Positiv Gleichwohl gibt es im neuen Jahr 5771 viel zu tun: Das Erreichte muss gefestigt, neue Herausforderungen angenommen und gelöst werden. Der demografische Wandel macht vor unserer Gemeinschaft nicht halt. Neue Formen eines Miteinanders der Generationen müssen angedacht und umgesetzt werden. Bei aller Freude über all das Positive im Blick zurück übersehen wir nicht die Bedrohungen, mit denen wir in München ebenso leben müssen wie in Israel. Dass viele Münchner dabei Verbundenheit mit uns zeigen, gibt Mut für die Zukunft. Ich denke dabei an den jährlichen Israel-Tag ebenso wie an Solidaritätskundgebungen gegen Neonazis. Dass wir aufwendige Sicherheitsmaßnahmen und den Schutz durch Staat und Gesamtgesellschaft brauchen, ist eine traurige Bestätigung dafür, dass die jüdische Gemeinschaft trotz vieler Freunde immer noch zahlreiche Gegner hat. Aufklärungsarbeit, wie sie zum Beispiel durch die Arbeit unseres Kulturzentrums unter Leitung von Ellen Presser oder durch diejenige der Literaturhandlung von Rachel Salamander geleistet wird, ist hier nicht hoch genug einzuschätzen.

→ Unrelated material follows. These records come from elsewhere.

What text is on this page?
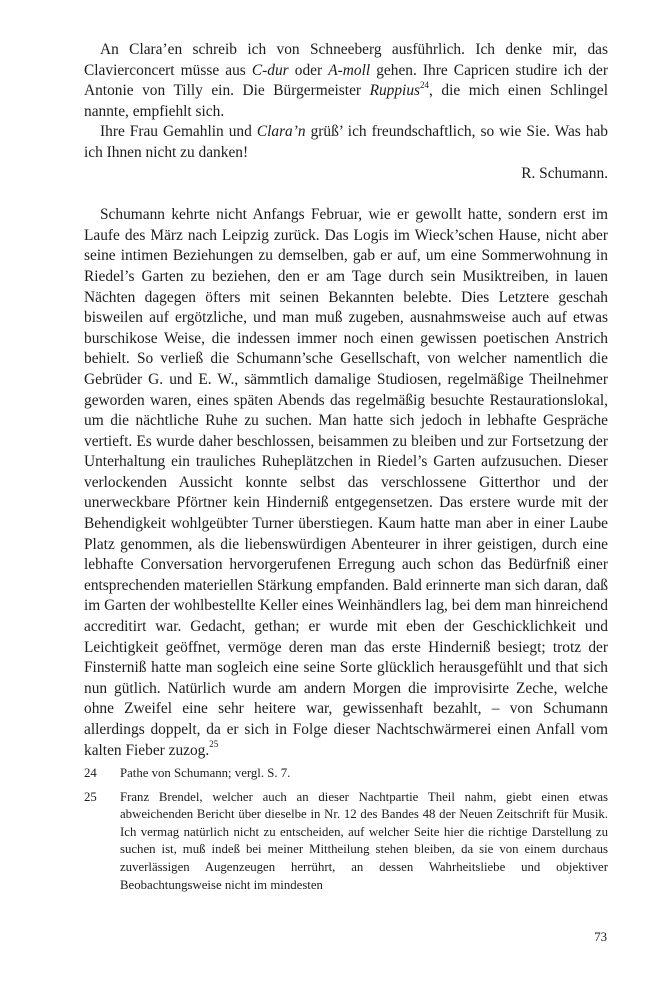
An Clara’en schreib ich von Schneeberg ausführlich. Ich denke mir, das Clavierconcert müsse aus C-dur oder A-moll gehen. Ihre Capricen studire ich der Antonie von Tilly ein. Die Bürgermeister Ruppius$^{24}$, die mich einen Schlingel nannte, empfiehlt sich.

Ihre Frau Gemahlin und Clara’n grüß’ ich freundschaftlich, so wie Sie. Was hab ich Ihnen nicht zu danken!

R. Schumann.

Schumann kehrte nicht Anfangs Februar, wie er gewollt hatte, sondern erst im Laufe des März nach Leipzig zurück. Das Logis im Wieck’schen Hause, nicht aber seine intimen Beziehungen zu demselben, gab er auf, um eine Sommerwohnung in Riedel’s Garten zu beziehen, den er am Tage durch sein Musiktreiben, in lauen Nächten dagegen öfters mit seinen Bekannten belebte. Dies Letztere geschah bisweilen auf ergötzliche, und man muß zugeben, ausnahmsweise auch auf etwas burschikose Weise, die indessen immer noch einen gewissen poetischen Anstrich behielt. So verließ die Schumann’sche Gesellschaft, von welcher namentlich die Gebrüder G. und E. W., sämmtlich damalige Studiosen, regelmäßige Theilnehmer geworden waren, eines späten Abends das regelmäßig besuchte Restaurationslokal, um die nächtliche Ruhe zu suchen. Man hatte sich jedoch in lebhafte Gespräche vertieft. Es wurde daher beschlossen, beisammen zu bleiben und zur Fortsetzung der Unterhaltung ein trauliches Ruheplätzchen in Riedel’s Garten aufzusuchen. Dieser verlockenden Aussicht konnte selbst das verschlossene Gitterthor und der unerweckbare Pförtner kein Hinderniß entgegensetzen. Das erstere wurde mit der Behendigkeit wohlgeübter Turner überstiegen. Kaum hatte man aber in einer Laube Platz genommen, als die liebenswürdigen Abenteurer in ihrer geistigen, durch eine lebhafte Conversation hervorgerufenen Erregung auch schon das Bedürfniß einer entsprechenden materiellen Stärkung empfanden. Bald erinnerte man sich daran, daß im Garten der wohlbestellte Keller eines Weinhändlers lag, bei dem man hinreichend accreditirt war. Gedacht, gethan; er wurde mit eben der Geschicklichkeit und Leichtigkeit geöffnet, vermöge deren man das erste Hinderniß besiegt; trotz der Finsterniß hatte man sogleich eine seine Sorte glücklich herausgefühlt und that sich nun gütlich. Natürlich wurde am andern Morgen die improvisirte Zeche, welche ohne Zweifel eine sehr heitere war, gewissenhaft bezahlt, – von Schumann allerdings doppelt, da er sich in Folge dieser Nachtschwärmerei einen Anfall vom kalten Fieber zuzog.$^{25}$

24 Pathe von Schumann; vergl. S. 7.
25 Franz Brendel, welcher auch an dieser Nachtpartie Theil nahm, giebt einen etwas abweichenden Bericht über dieselbe in Nr. 12 des Bandes 48 der Neuen Zeitschrift für Musik. Ich vermag natürlich nicht zu entscheiden, auf welcher Seite hier die richtige Darstellung zu suchen ist, muß indeß bei meiner Mittheilung stehen bleiben, da sie von einem durchaus zuverlässigen Augenzeugen herrührt, an dessen Wahrheitsliebe und objektiver Beobachtungsweise nicht im mindesten
73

Wir dürfen die Hoffnung nicht aufgeben, dass all dies zu einer positiven Zukunft beiträgt. Möge Haschem uns allen für ein gutes und friedvolles Jahr seinen Segen geben – in unserer Stadt ebenso wie in aller Welt und in Israel. Unsere Gedanken sind dabei nicht nur bei unseren Freunden, die dort leben, sondern auch bei Gilad Shalit, für den wir hoffen, dass ihm das kommende Jahr endlich die Freiheit und Rückkehr in seine Heimat bringen wird. »LeSchana towa tikatewu« – Möge uns allen ein gutes Jahr beschieden sein!